Choosing the Right Channel for Patient Attribution

When measuring the Return On Investment (ROI) from digital growth programs, physicians should be evaluating data based on patient attribution. Monitoring and measuring the quantity of appointments made means you are working backwards from an event or campaign to determine what channel gets the credit. Essentially, attribution is a technical term for knowing which marketing tactics are bringing in the most patients and incremental revenue lift. 

Your practice may have no shortage of loyal patients, but unless you know where those patients are coming from, decisions for future campaigns and budget allocations will be unclear. An attribution model that allows you to see where your patients are coming from, and from which channel.

Creating attribution campaigns and tracking helps inform you on where in the patient’s journey they converted. A typical patient journey looks something like this: 

Organic search

Doctor website

Facebook

Health plan

Appointment

Tracking this journey determines what step was responsible for the patient making an appointment – whether it was from a call-to-action (CTA) on your website or a Facebook ad campaign. While all the steps in the patient journey assist in the conversion, there is always one step that accounts for the majority of the “heavy lifting.”

Using Google Analytics

Using a tool like Google Analytics to track attribution funnels and campaigns helps follow the patient’s journey and help you determine what channels are most important to your patient attribution success. 

Google Analytics provides two attribution models. The first is a “last click” attribution, which gives 100% credit to the last click in the model – or the last click made before an appointment has been made. A multi-channel attribution model provides more in-depth insight on ROI and has the ability to integrate with Google Ad campaigns. If your practice currently runs Google Ads, this is an effective way to track leads that convert without making a large change in your marketing tactics. 

Google Analytics can also be used to track UTMs (Urchin Tracking Models), which are trackable links that can be used on social media to help your practice track the source of visits for a specific URL in an attribution campaign. 
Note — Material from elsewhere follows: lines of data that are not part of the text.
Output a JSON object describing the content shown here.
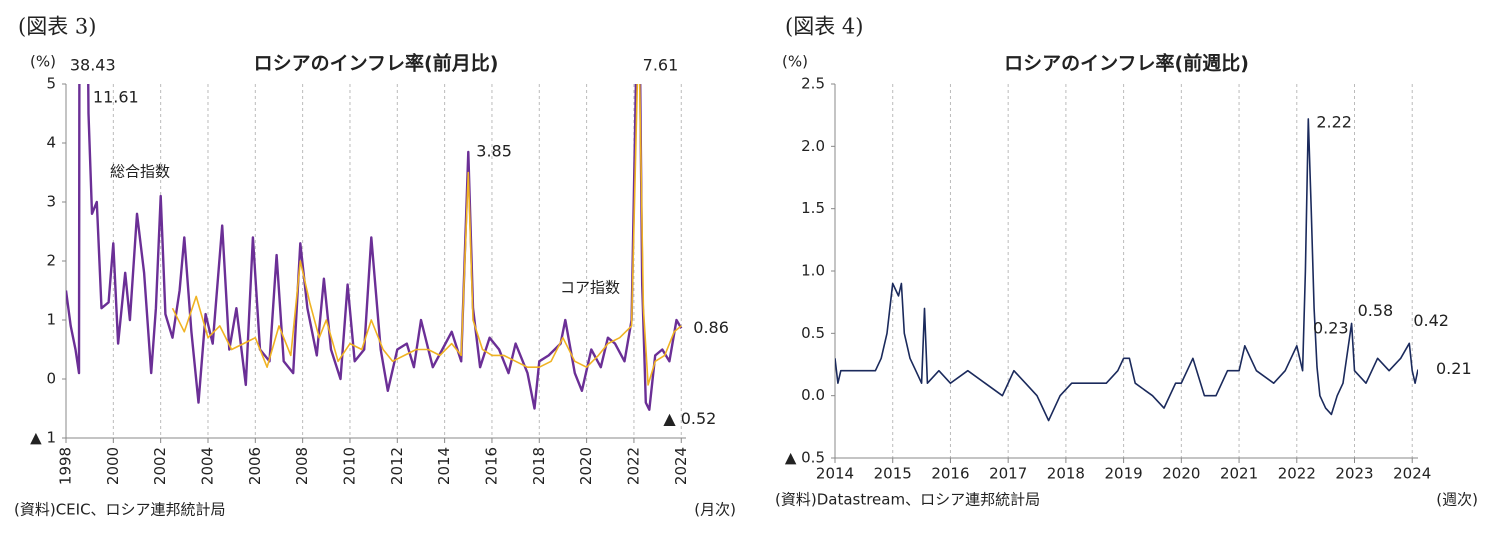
{
  "chart_data": [
    {
      "type": "line",
      "figure_label": "(図表 3)",
      "title": "ロシアのインフレ率(前月比)",
      "y_label": "(%)",
      "x_label": "(月次)",
      "source": "(資料)CEIC、ロシア連邦統計局",
      "xlim": [
        1998,
        2024.2
      ],
      "xticks": [
        1998,
        2000,
        2002,
        2004,
        2006,
        2008,
        2010,
        2012,
        2014,
        2016,
        2018,
        2020,
        2022,
        2024
      ],
      "ylim": [
        -1,
        5
      ],
      "yticks": [
        {
          "value": -1,
          "label": "▲ 1"
        },
        0,
        1,
        2,
        3,
        4,
        5
      ],
      "grid": "x",
      "series": [
        {
          "name": "総合指数",
          "color": "#6b2f96",
          "x": [
            1998.0,
            1998.2,
            1998.4,
            1998.55,
            1998.67,
            1998.8,
            1998.95,
            1999.1,
            1999.3,
            1999.5,
            1999.8,
            2000.0,
            2000.2,
            2000.5,
            2000.7,
            2001.0,
            2001.3,
            2001.6,
            2001.8,
            2002.0,
            2002.2,
            2002.5,
            2002.8,
            2003.0,
            2003.3,
            2003.6,
            2003.9,
            2004.2,
            2004.6,
            2004.9,
            2005.2,
            2005.6,
            2005.9,
            2006.2,
            2006.6,
            2006.9,
            2007.2,
            2007.6,
            2007.9,
            2008.2,
            2008.6,
            2008.9,
            2009.2,
            2009.6,
            2009.9,
            2010.2,
            2010.6,
            2010.9,
            2011.3,
            2011.6,
            2012.0,
            2012.4,
            2012.7,
            2013.0,
            2013.5,
            2013.9,
            2014.3,
            2014.7,
            2015.0,
            2015.2,
            2015.5,
            2015.9,
            2016.3,
            2016.7,
            2017.0,
            2017.5,
            2017.8,
            2018.0,
            2018.4,
            2018.9,
            2019.1,
            2019.5,
            2019.8,
            2020.2,
            2020.6,
            2020.9,
            2021.2,
            2021.6,
            2021.9,
            2022.2,
            2022.35,
            2022.5,
            2022.65,
            2022.9,
            2023.2,
            2023.5,
            2023.8,
            2024.0
          ],
          "values": [
            1.5,
            0.9,
            0.5,
            0.1,
            38.43,
            11.61,
            4.5,
            2.8,
            3.0,
            1.2,
            1.3,
            2.3,
            0.6,
            1.8,
            1.0,
            2.8,
            1.8,
            0.1,
            1.2,
            3.1,
            1.1,
            0.7,
            1.5,
            2.4,
            0.8,
            -0.4,
            1.1,
            0.6,
            2.6,
            0.5,
            1.2,
            -0.1,
            2.4,
            0.5,
            0.3,
            2.1,
            0.3,
            0.1,
            2.3,
            1.2,
            0.4,
            1.7,
            0.5,
            0.0,
            1.6,
            0.3,
            0.5,
            2.4,
            0.5,
            -0.2,
            0.5,
            0.6,
            0.2,
            1.0,
            0.2,
            0.5,
            0.8,
            0.3,
            3.85,
            1.2,
            0.2,
            0.7,
            0.5,
            0.1,
            0.6,
            0.1,
            -0.5,
            0.3,
            0.4,
            0.6,
            1.0,
            0.1,
            -0.2,
            0.5,
            0.2,
            0.7,
            0.6,
            0.3,
            1.0,
            7.61,
            1.6,
            -0.4,
            -0.52,
            0.4,
            0.5,
            0.3,
            1.0,
            0.86
          ],
          "value_labels": [
            null,
            null,
            null,
            null,
            "38.43",
            "11.61",
            null,
            null,
            null,
            null,
            null,
            null,
            null,
            null,
            null,
            null,
            null,
            null,
            null,
            null,
            null,
            null,
            null,
            null,
            null,
            null,
            null,
            null,
            null,
            null,
            null,
            null,
            null,
            null,
            null,
            null,
            null,
            null,
            null,
            null,
            null,
            null,
            null,
            null,
            null,
            null,
            null,
            null,
            null,
            null,
            null,
            null,
            null,
            null,
            null,
            null,
            null,
            null,
            "3.85",
            null,
            null,
            null,
            null,
            null,
            null,
            null,
            null,
            null,
            null,
            null,
            null,
            null,
            null,
            null,
            null,
            null,
            null,
            null,
            null,
            "7.61",
            null,
            null,
            "▲ 0.52",
            null,
            null,
            null,
            null,
            "0.86"
          ]
        },
        {
          "name": "コア指数",
          "color": "#f0b323",
          "x": [
            2002.5,
            2003.0,
            2003.5,
            2004.0,
            2004.5,
            2005.0,
            2005.5,
            2006.0,
            2006.5,
            2007.0,
            2007.5,
            2007.9,
            2008.3,
            2008.7,
            2009.0,
            2009.5,
            2010.0,
            2010.5,
            2010.9,
            2011.4,
            2011.8,
            2012.3,
            2012.8,
            2013.3,
            2013.8,
            2014.3,
            2014.7,
            2015.0,
            2015.2,
            2015.6,
            2016.0,
            2016.5,
            2017.0,
            2017.5,
            2018.0,
            2018.5,
            2019.0,
            2019.5,
            2020.0,
            2020.5,
            2020.9,
            2021.4,
            2021.9,
            2022.2,
            2022.4,
            2022.6,
            2022.9,
            2023.3,
            2023.7,
            2024.0
          ],
          "values": [
            1.2,
            0.8,
            1.4,
            0.7,
            0.9,
            0.5,
            0.6,
            0.7,
            0.2,
            0.9,
            0.4,
            2.0,
            1.3,
            0.7,
            1.0,
            0.3,
            0.6,
            0.5,
            1.0,
            0.5,
            0.3,
            0.4,
            0.5,
            0.5,
            0.4,
            0.6,
            0.4,
            3.5,
            1.0,
            0.5,
            0.4,
            0.4,
            0.3,
            0.2,
            0.2,
            0.3,
            0.7,
            0.3,
            0.2,
            0.4,
            0.6,
            0.7,
            0.9,
            6.0,
            1.2,
            -0.1,
            0.3,
            0.4,
            0.8,
            0.9
          ]
        }
      ]
    },
    {
      "type": "line",
      "figure_label": "(図表 4)",
      "title": "ロシアのインフレ率(前週比)",
      "y_label": "(%)",
      "x_label": "(週次)",
      "source": "(資料)Datastream、ロシア連邦統計局",
      "xlim": [
        2014,
        2024.1
      ],
      "xticks": [
        2014,
        2015,
        2016,
        2017,
        2018,
        2019,
        2020,
        2021,
        2022,
        2023,
        2024
      ],
      "ylim": [
        -0.5,
        2.5
      ],
      "yticks": [
        {
          "value": -0.5,
          "label": "▲ 0.5"
        },
        {
          "value": 0,
          "label": "0.0"
        },
        0.5,
        {
          "value": 1,
          "label": "1.0"
        },
        1.5,
        {
          "value": 2,
          "label": "2.0"
        },
        2.5
      ],
      "grid": "x",
      "series": [
        {
          "name": null,
          "color": "#1b2a5c",
          "x": [
            2014.0,
            2014.05,
            2014.1,
            2014.5,
            2014.7,
            2014.8,
            2014.9,
            2015.0,
            2015.1,
            2015.15,
            2015.2,
            2015.3,
            2015.4,
            2015.5,
            2015.55,
            2015.6,
            2015.8,
            2016.0,
            2016.3,
            2016.6,
            2016.9,
            2017.1,
            2017.3,
            2017.5,
            2017.6,
            2017.7,
            2017.9,
            2018.1,
            2018.4,
            2018.7,
            2018.9,
            2019.0,
            2019.1,
            2019.2,
            2019.5,
            2019.7,
            2019.9,
            2020.0,
            2020.2,
            2020.4,
            2020.6,
            2020.8,
            2021.0,
            2021.1,
            2021.3,
            2021.6,
            2021.8,
            2022.0,
            2022.1,
            2022.15,
            2022.2,
            2022.25,
            2022.3,
            2022.35,
            2022.4,
            2022.5,
            2022.6,
            2022.7,
            2022.8,
            2022.95,
            2023.0,
            2023.2,
            2023.4,
            2023.6,
            2023.8,
            2023.95,
            2024.0,
            2024.05,
            2024.1
          ],
          "values": [
            0.3,
            0.1,
            0.2,
            0.2,
            0.2,
            0.3,
            0.5,
            0.9,
            0.8,
            0.9,
            0.5,
            0.3,
            0.2,
            0.1,
            0.7,
            0.1,
            0.2,
            0.1,
            0.2,
            0.1,
            0.0,
            0.2,
            0.1,
            0.0,
            -0.1,
            -0.2,
            0.0,
            0.1,
            0.1,
            0.1,
            0.2,
            0.3,
            0.3,
            0.1,
            0.0,
            -0.1,
            0.1,
            0.1,
            0.3,
            0.0,
            0.0,
            0.2,
            0.2,
            0.4,
            0.2,
            0.1,
            0.2,
            0.4,
            0.2,
            1.0,
            2.22,
            1.5,
            0.7,
            0.23,
            0.0,
            -0.1,
            -0.15,
            0.0,
            0.1,
            0.58,
            0.2,
            0.1,
            0.3,
            0.2,
            0.3,
            0.42,
            0.2,
            0.1,
            0.21
          ],
          "value_labels": [
            null,
            null,
            null,
            null,
            null,
            null,
            null,
            null,
            null,
            null,
            null,
            null,
            null,
            null,
            null,
            null,
            null,
            null,
            null,
            null,
            null,
            null,
            null,
            null,
            null,
            null,
            null,
            null,
            null,
            null,
            null,
            null,
            null,
            null,
            null,
            null,
            null,
            null,
            null,
            null,
            null,
            null,
            null,
            null,
            null,
            null,
            null,
            null,
            null,
            null,
            "2.22",
            null,
            null,
            "0.23",
            null,
            null,
            null,
            null,
            null,
            "0.58",
            null,
            null,
            null,
            null,
            null,
            "0.42",
            null,
            null,
            "0.21"
          ]
        }
      ]
    }
  ]
}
Google Analytics can help track leads and funnel those leads into proper pipelines that track where they are in the conversion process. Tracking leads helps determine where people convert, what ads they see, and what CTAs are most effective. Google provides an additional layer of insight visibility through Custom Dimensions which allows leads to be segmented into specific types of journeys. The Google User Explorer is used to examine user behavior during their sessions within a conversion funnel.

Social Media Tracking

People who are looking for a physician or specialist make digital contact with a practice approximately 6 times before booking an appointment. Using trackable links helps provide insight on what social media channels are effective and where people are in the conversion funnel. 

Facebook conversion ad measurements can be set up to understand what ads are driving traffic and converting to patient appointments. This tracks conversions across a variety of devices – mobile or desktop – and assigns credit based on incremental data-driven statistics

Premium Profiles

For physicians, utilizing premium profiles on a healthcare-specific platform such as WebMD can help drive patient attribution at more effective rates than even social media. In fact, 83% of patients report visiting a physician’s profile and reading online reviews before making an appointment. Premium profiles have undergone recent advancements which allow appointment request buttons and call tracking capabilities. This makes it easier to track a patient’s journey and where they are in the conversion process. 
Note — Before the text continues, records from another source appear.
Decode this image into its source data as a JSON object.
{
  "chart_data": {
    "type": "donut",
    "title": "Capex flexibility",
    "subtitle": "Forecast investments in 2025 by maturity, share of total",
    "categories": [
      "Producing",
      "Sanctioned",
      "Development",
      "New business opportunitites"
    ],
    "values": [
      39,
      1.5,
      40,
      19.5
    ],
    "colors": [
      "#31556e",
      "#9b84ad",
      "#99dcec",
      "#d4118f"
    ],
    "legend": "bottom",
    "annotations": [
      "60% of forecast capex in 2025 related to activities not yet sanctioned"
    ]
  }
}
Learn How an Appointment is Made

Tracking patient attribution through the conversion funnel, using leads and an effective patient journey mapping tool. For most practices, their patient-facing administration and front desk staff are at the forefront of in-office conversions. A call tracking number might be the last click in an active campaign, depending on the attribution model and advertisements being created.
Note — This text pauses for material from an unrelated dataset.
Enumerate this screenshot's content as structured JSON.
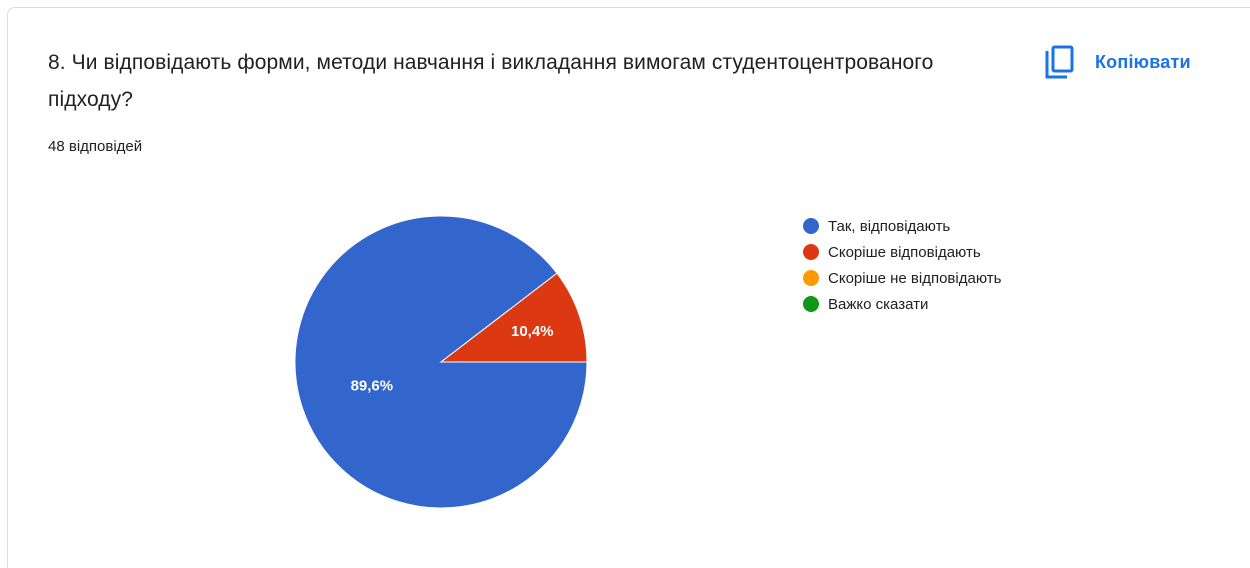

Have your front office staff trained on what ads are being created and currently running for patient attribution helps them be aware of where leads are coming from and how they can assist in creating high conversion rates. A simple training example follows these three steps: 

  1. Educate the front desk team on what ads are being ran and on which platforms
  2. Give them the necessary tools to contact leads as soon as they enter the pipeline to schedule an appointment
  3. Track those leads and conversions on a spreadsheet or third-party software. Follow the patient journey and learn if a lead has successfully converted

The goal is to convert as many leads as possible into appointments. Give your staff the tools and information they need to be successful in their efforts. This will result in a higher number of new patients.

A key factor in this strategy includes your front desk staff, who act as your clinic ambassadors. Frequently, they are the first person a new patient will speak with when making a new appointment. Have your staff well-trained to track leads and convert leads into patients is of the utmost importance. This is even more so critial as clinics turn to telemedicine and do not require in-office contact with their patients. 

Measuring and monitoring patient attribution, effective marketing campaigns, and patient ROI through utilization of Google Analytics or another third-party database creates a systematic way to follow a patient’s journey and have a higher patient attribution rate.